Retards de développement, troubles de l’équilibre ou du comportement, difficultés de coordination motrice, problèmes d’attention… le champ d’activités, très large, s’exerce dans les centres de guidance et de santé mentale, de rééducation et de réadaptation pour enfants et adultes, mais aussi les services de gériatrie et de psychiatrie, et bien sûr les crèches et les écoles.
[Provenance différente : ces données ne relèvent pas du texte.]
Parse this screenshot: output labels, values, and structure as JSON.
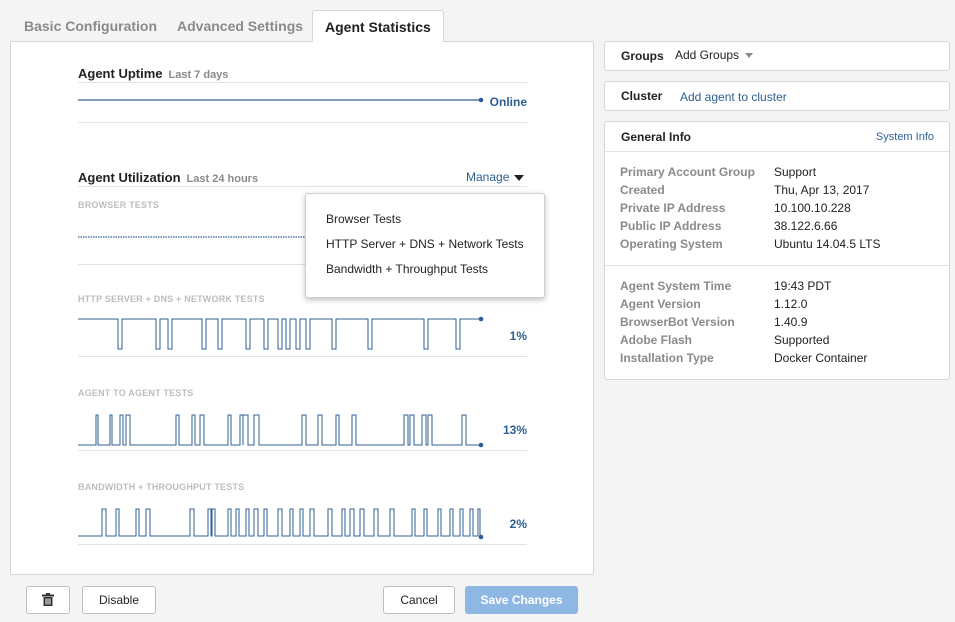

Dans bien des cas, les bacheliers ne pourront plus valoriser leur diplôme, faute d’une homologation au titre de filière paramédicale, à l’inverse des kinésithérapeutes, ergothérapeutes et logopèdes.

Une position «flamande»

«La psychomotricité fait partie des compétences des kinésithérapeutes», a tranché le cabinet de la ministre Maggie De Block, se basant sur un avis du Conseil national des professions paramédicales (CNPP). La ministre a pris une décision budgétaire, évitant de gonfler l'enveloppe des remboursements, mais elle entérine aussi une situation qui prévaut en Flandre, où les formations de bachelier ne sont pas organisées comme en région francophone. Le communautaire n'est pas absent du dossier. «Ils sont restés à une distinction très nette entre le versant pédagogique et le versant paramédical», souligne Madame Thaymans qui dit maintenant attendre de voir «ce que M. Marcourt va proposer à tous ces étudiants». «Pour l’heure, rien ne s’est concrétisé», regrette la Fédération des Étudiants Francophones qui, conjointement à l’UPBPF, appelle à des actions «pour faire entendre leur droit à ne pas voir trois années d’études partir en fumée».